Roofs
[ru:fs]
Examples
- The roofs fell away from the castle on the hill. Ernest Hemingway. A Farewell To Arms.
- They were of darkened red brick, brittle, with dark slate roofs. D. H. Lawrence. Women in Love .
- Outside the sun was up over the roofs and I could see the points of the cathedral with the sunlight on them. Ernest Hemingway. A Farewell To Arms.
- Over the shrubs, before her, were the pale roofs and tower of the old church. D. H. Lawrence. Women in Love .
- There were the piles of city roofs and chimneys, more free from smoke than on week-days; and there were the distant masts and steeples. Charles Dickens. Little Dorrit.
- He would be used to climbing, and his head wouldn't fail him on the roofs of the houses. Wilkie Collins. The Moonstone.
- The swallows circled around and I watched them and the night-hawks flying above the roofs and drank the Cinzano. Ernest Hemingway. A Farewell To Arms.
- They were put up cheaply, as I used the roofs of houses, just as the Western Union did. Frank Lewis Dyer. Edison, His Life and Inventions.
- The farmhouses were my delight, with thatched roofs, ivy up to the eaves, latticed windows, and stout women with rosy children at the doors. Louisa May Alcott. Little Women.

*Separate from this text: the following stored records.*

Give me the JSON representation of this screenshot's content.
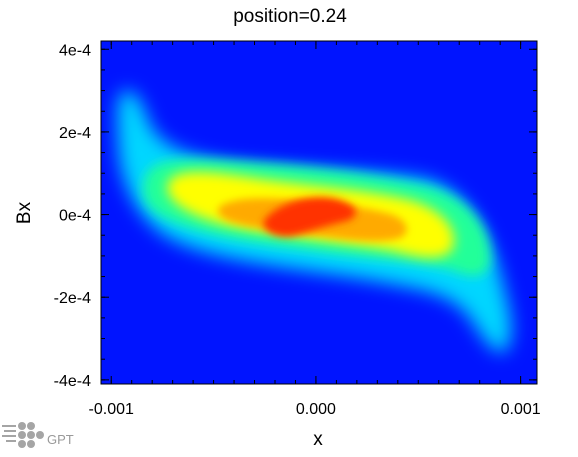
{
  "chart_data": {
    "type": "heatmap",
    "title": "position=0.24",
    "xlabel": "x",
    "ylabel": "Bx",
    "xlim": [
      -0.00105,
      0.00108
    ],
    "ylim": [
      -0.00041,
      0.00042
    ],
    "x_ticks": [
      {
        "value": -0.001,
        "label": "-0.001"
      },
      {
        "value": 0.0,
        "label": "0.000"
      },
      {
        "value": 0.001,
        "label": "0.001"
      }
    ],
    "y_ticks": [
      {
        "value": 0.0004,
        "label": "4e-4"
      },
      {
        "value": 0.0002,
        "label": "2e-4"
      },
      {
        "value": 0.0,
        "label": "0e-4"
      },
      {
        "value": -0.0002,
        "label": "-2e-4"
      },
      {
        "value": -0.0004,
        "label": "-4e-4"
      }
    ],
    "colormap": [
      "#0014ff",
      "#00e5ff",
      "#2bff88",
      "#ffff00",
      "#ff2a00"
    ],
    "background_color": "#0014ff",
    "distribution_centerline": [
      [
        -0.00098,
        0.00028
      ],
      [
        -0.0008,
        0.0001
      ],
      [
        -0.0004,
        5e-05
      ],
      [
        0.0,
        0.0
      ],
      [
        0.0004,
        -5e-05
      ],
      [
        0.0008,
        -0.0001
      ],
      [
        0.00096,
        -0.0003
      ]
    ],
    "grid": false,
    "legend": "none"
  },
  "logo": {
    "text": "GPT",
    "icon": "gpt-logo-icon"
  }
}
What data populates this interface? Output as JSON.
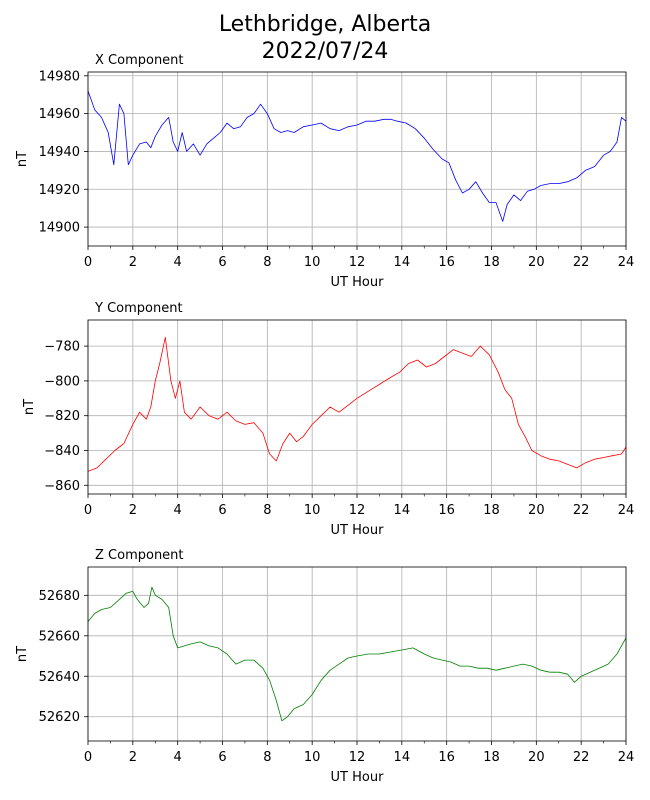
{
  "title_line1": "Lethbridge, Alberta",
  "title_line2": "2022/07/24",
  "chart_data": [
    {
      "type": "line",
      "title": "X Component",
      "xlabel": "UT Hour",
      "ylabel": "nT",
      "xlim": [
        0,
        24
      ],
      "ylim": [
        14890,
        14982
      ],
      "xticks": [
        0,
        2,
        4,
        6,
        8,
        10,
        12,
        14,
        16,
        18,
        20,
        22,
        24
      ],
      "yticks": [
        14900,
        14920,
        14940,
        14960,
        14980
      ],
      "grid": true,
      "color": "#0000ff",
      "x": [
        0,
        0.3,
        0.6,
        0.9,
        1.15,
        1.4,
        1.6,
        1.8,
        2.0,
        2.3,
        2.6,
        2.8,
        3.0,
        3.3,
        3.6,
        3.8,
        4.0,
        4.2,
        4.4,
        4.7,
        5.0,
        5.3,
        5.6,
        5.9,
        6.2,
        6.5,
        6.8,
        7.1,
        7.4,
        7.7,
        8.0,
        8.3,
        8.6,
        8.9,
        9.2,
        9.6,
        10.0,
        10.4,
        10.8,
        11.2,
        11.6,
        12.0,
        12.4,
        12.8,
        13.2,
        13.5,
        13.8,
        14.2,
        14.6,
        15.0,
        15.4,
        15.8,
        16.1,
        16.4,
        16.7,
        17.0,
        17.3,
        17.6,
        17.9,
        18.2,
        18.5,
        18.7,
        19.0,
        19.3,
        19.6,
        19.9,
        20.2,
        20.6,
        21.0,
        21.4,
        21.8,
        22.2,
        22.6,
        23.0,
        23.3,
        23.6,
        23.8,
        24.0
      ],
      "y": [
        14972,
        14962,
        14958,
        14950,
        14933,
        14965,
        14960,
        14933,
        14938,
        14944,
        14945,
        14942,
        14948,
        14954,
        14958,
        14945,
        14940,
        14950,
        14940,
        14944,
        14938,
        14944,
        14947,
        14950,
        14955,
        14952,
        14953,
        14958,
        14960,
        14965,
        14960,
        14952,
        14950,
        14951,
        14950,
        14953,
        14954,
        14955,
        14952,
        14951,
        14953,
        14954,
        14956,
        14956,
        14957,
        14957,
        14956,
        14955,
        14952,
        14947,
        14941,
        14936,
        14934,
        14925,
        14918,
        14920,
        14924,
        14918,
        14913,
        14913,
        14903,
        14912,
        14917,
        14914,
        14919,
        14920,
        14922,
        14923,
        14923,
        14924,
        14926,
        14930,
        14932,
        14938,
        14940,
        14945,
        14958,
        14956
      ]
    },
    {
      "type": "line",
      "title": "Y Component",
      "xlabel": "UT Hour",
      "ylabel": "nT",
      "xlim": [
        0,
        24
      ],
      "ylim": [
        -865,
        -765
      ],
      "xticks": [
        0,
        2,
        4,
        6,
        8,
        10,
        12,
        14,
        16,
        18,
        20,
        22,
        24
      ],
      "yticks": [
        -860,
        -840,
        -820,
        -800,
        -780
      ],
      "grid": true,
      "color": "#ff0000",
      "x": [
        0,
        0.4,
        0.8,
        1.2,
        1.6,
        2.0,
        2.3,
        2.6,
        2.8,
        3.0,
        3.2,
        3.45,
        3.7,
        3.9,
        4.1,
        4.3,
        4.6,
        5.0,
        5.4,
        5.8,
        6.2,
        6.6,
        7.0,
        7.4,
        7.8,
        8.1,
        8.4,
        8.7,
        9.0,
        9.3,
        9.6,
        10.0,
        10.4,
        10.8,
        11.2,
        11.6,
        12.0,
        12.5,
        13.0,
        13.5,
        13.9,
        14.3,
        14.7,
        15.1,
        15.5,
        15.9,
        16.3,
        16.7,
        17.1,
        17.5,
        17.9,
        18.3,
        18.6,
        18.9,
        19.2,
        19.5,
        19.8,
        20.2,
        20.6,
        21.0,
        21.4,
        21.8,
        22.2,
        22.6,
        23.0,
        23.4,
        23.8,
        24.0
      ],
      "y": [
        -852,
        -850,
        -845,
        -840,
        -836,
        -825,
        -818,
        -822,
        -815,
        -800,
        -790,
        -775,
        -800,
        -810,
        -800,
        -818,
        -822,
        -815,
        -820,
        -822,
        -818,
        -823,
        -825,
        -824,
        -830,
        -842,
        -846,
        -836,
        -830,
        -835,
        -832,
        -825,
        -820,
        -815,
        -818,
        -814,
        -810,
        -806,
        -802,
        -798,
        -795,
        -790,
        -788,
        -792,
        -790,
        -786,
        -782,
        -784,
        -786,
        -780,
        -785,
        -795,
        -805,
        -810,
        -825,
        -832,
        -840,
        -843,
        -845,
        -846,
        -848,
        -850,
        -847,
        -845,
        -844,
        -843,
        -842,
        -838
      ]
    },
    {
      "type": "line",
      "title": "Z Component",
      "xlabel": "UT Hour",
      "ylabel": "nT",
      "xlim": [
        0,
        24
      ],
      "ylim": [
        52608,
        52694
      ],
      "xticks": [
        0,
        2,
        4,
        6,
        8,
        10,
        12,
        14,
        16,
        18,
        20,
        22,
        24
      ],
      "yticks": [
        52620,
        52640,
        52660,
        52680
      ],
      "grid": true,
      "color": "#008000",
      "x": [
        0,
        0.3,
        0.6,
        1.0,
        1.4,
        1.7,
        2.0,
        2.2,
        2.5,
        2.7,
        2.85,
        3.0,
        3.3,
        3.6,
        3.8,
        4.0,
        4.3,
        4.6,
        5.0,
        5.4,
        5.8,
        6.2,
        6.6,
        7.0,
        7.4,
        7.8,
        8.1,
        8.4,
        8.65,
        8.9,
        9.2,
        9.6,
        10.0,
        10.4,
        10.8,
        11.2,
        11.6,
        12.0,
        12.5,
        13.0,
        13.5,
        14.0,
        14.5,
        15.0,
        15.4,
        15.8,
        16.2,
        16.6,
        17.0,
        17.4,
        17.8,
        18.2,
        18.6,
        19.0,
        19.4,
        19.8,
        20.2,
        20.6,
        21.0,
        21.4,
        21.7,
        22.0,
        22.4,
        22.8,
        23.2,
        23.6,
        24.0
      ],
      "y": [
        52667,
        52671,
        52673,
        52674,
        52678,
        52681,
        52682,
        52678,
        52674,
        52676,
        52684,
        52680,
        52678,
        52674,
        52660,
        52654,
        52655,
        52656,
        52657,
        52655,
        52654,
        52651,
        52646,
        52648,
        52648,
        52644,
        52638,
        52628,
        52618,
        52620,
        52624,
        52626,
        52631,
        52638,
        52643,
        52646,
        52649,
        52650,
        52651,
        52651,
        52652,
        52653,
        52654,
        52651,
        52649,
        52648,
        52647,
        52645,
        52645,
        52644,
        52644,
        52643,
        52644,
        52645,
        52646,
        52645,
        52643,
        52642,
        52642,
        52641,
        52637,
        52640,
        52642,
        52644,
        52646,
        52651,
        52659
      ]
    }
  ]
}
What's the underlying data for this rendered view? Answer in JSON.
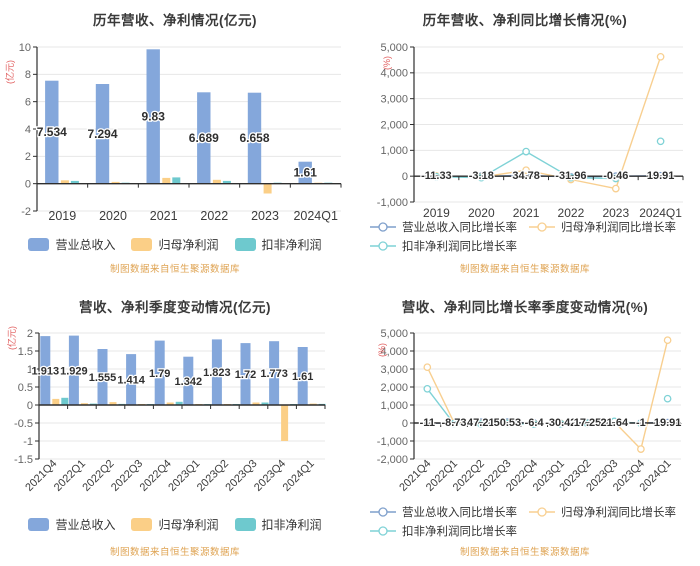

- The girls descended between the houses with slate roofs and blackish brick walls. D. H. Lawrence. Women in Love .
- This in time makes the immense columns, many of them thousands of tons in weight, which serve to support the roofs over the vast chambers. Ulysses S. Grant. Personal Memoirs of U. S. Grant.
- I looked out over the tiled roofs and saw white clouds and the sky very blue. Ernest Hemingway. A Farewell To Arms.
- The windows of the room were open, and looked southward, and a dull distant sound came over the sun-lighted roofs from that direction. William Makepeace Thackeray. Vanity Fair.
- We had a telephone line running across the roofs to the basement of the building. Frank Lewis Dyer. Edison, His Life and Inventions.
- They are well protected by substantially built roofs and side walls so that the animals are not exposed to the weather at any time of the year. Various. The Wonder Book of Knowledge.
- That night a bat flew into the room through the open door that led onto the balcony and through which we watched the night over the roofs of the town. Ernest Hemingway. A Farewell To Arms.